Iman Issa, „Proxies, with a Life of Their Own“, seit 2020
Positionierung und Farbigkeit der sich gegenüberstehenden Skulpturen im Raum erinnern an das Schachspiel und damit an eines der ältesten bekannten, mit Kriegführung assoziierten Spiele. Die Gruppe besteht aus vier Arbeiten der für das bisherige Werk der Bildhauerin beispielhaften Serie Proxies, with a Life of Their Own (seit 2020): Monochrome, auf eine ovale Form reduzierte und in 3D gedruckte Porträts, die durch je zwei Stangen mit Abstand zur Wand befestigt sind, werden durch Wandlabels einer Person, die in diesem „Self-Portrait, Self as …“ als Alter Ego der Künstlerin fungiert, und einer spezifischen Qualität deren Schaffens zugeordnet.
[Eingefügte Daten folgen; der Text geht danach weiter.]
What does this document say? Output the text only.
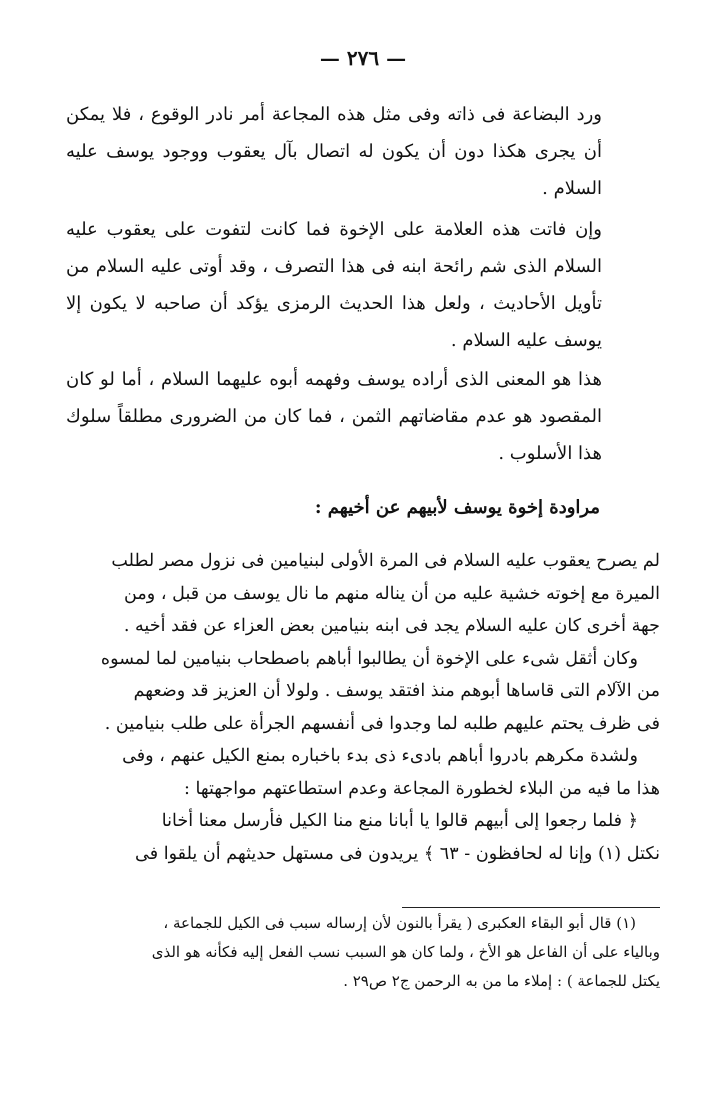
— ٢٧٦ —

ورد البضاعة فى ذاته وفى مثل هذه المجاعة أمر نادر الوقوع ، فلا يمكن أن يجرى هكذا دون أن يكون له اتصال بآل يعقوب ووجود يوسف عليه السلام .

وإن فاتت هذه العلامة على الإخوة فما كانت لتفوت على يعقوب عليه السلام الذى شم رائحة ابنه فى هذا التصرف ، وقد أوتى عليه السلام من تأويل الأحاديث ، ولعل هذا الحديث الرمزى يؤكد أن صاحبه لا يكون إلا يوسف عليه السلام .

هذا هو المعنى الذى أراده يوسف وفهمه أبوه عليهما السلام ، أما لو كان المقصود هو عدم مقاضاتهم الثمن ، فما كان من الضرورى مطلقاً سلوك هذا الأسلوب .

مراودة إخوة يوسف لأبيهم عن أخيهم :

لم يصرح يعقوب عليه السلام فى المرة الأولى لبنيامين فى نزول مصر لطلب

الميرة مع إخوته خشية عليه من أن يناله منهم ما نال يوسف من قبل ، ومن

جهة أخرى كان عليه السلام يجد فى ابنه بنيامين بعض العزاء عن فقد أخيه .

وكان أثقل شىء على الإخوة أن يطالبوا أباهم باصطحاب بنيامين لما لمسوه

من الآلام التى قاساها أبوهم منذ افتقد يوسف . ولولا أن العزيز قد وضعهم

فى ظرف يحتم عليهم طلبه لما وجدوا فى أنفسهم الجرأة على طلب بنيامين .

ولشدة مكرهم بادروا أباهم بادىء ذى بدء باخباره بمنع الكيل عنهم ، وفى

هذا ما فيه من البلاء لخطورة المجاعة وعدم استطاعتهم مواجهتها :

﴿ فلما رجعوا إلى أبيهم قالوا يا أبانا منع منا الكيل فأرسل معنا أخانا

نكتل (١) وإنا له لحافظون - ٦٣ ﴾ يريدون فى مستهل حديثهم أن يلقوا فى

(١) قال أبو البقاء العكبرى ( يقرأ بالنون لأن إرساله سبب فى الكيل للجماعة ،

وبالياء على أن الفاعل هو الأخ ، ولما كان هو السبب نسب الفعل إليه فكأنه هو الذى

يكتل للجماعة ) : إملاء ما من به الرحمن ج٢ ص٢٩ .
Die weißen Skulpturen auf der einen Seite sind als Hannah Arendt und der ägyptische Dichter und Schriftsteller Georges Henein identifiziert. Arendt verkörpert beispielsweise die Scham und Henein das Schweigen. [4] Die gegenüberliegenden Skulpturen sind schwarz und vertikal in zwei Teile gesplittet. Hier wird das Selbst durch die ägyptische Feministin und Journalistin Doria Shafik und den früh erblindeten arabischen Schriftsteller Taha Hussein vertreten. Inwieweit Farbe und Form der jeweiligen Skulptur symbolisch zu lesen sind, bleibt spekulativ. Deutlich wird hingegen eine Beschäftigung mit Text als Medium der ästhetischen, biografischen und historischen Auseinandersetzung – eine enzyklopädische Dimension, die über Orte, Zeiten und Disziplinen hinausgeht. Die Skulpturen selbst sind so dem erzeugten Denkraum eher nachgeordnet. In ihrer reduzierten Ausführung als organisch gerundete Körper, die zunehmend gespalten sind, dadurch Kanten und unweigerlich einen weiteren Abstraktionsgrad erreichen, führen sie ein generatives Moment von zum Beispiel Text gleichzeitig aber auch sehr konkret selbst auf.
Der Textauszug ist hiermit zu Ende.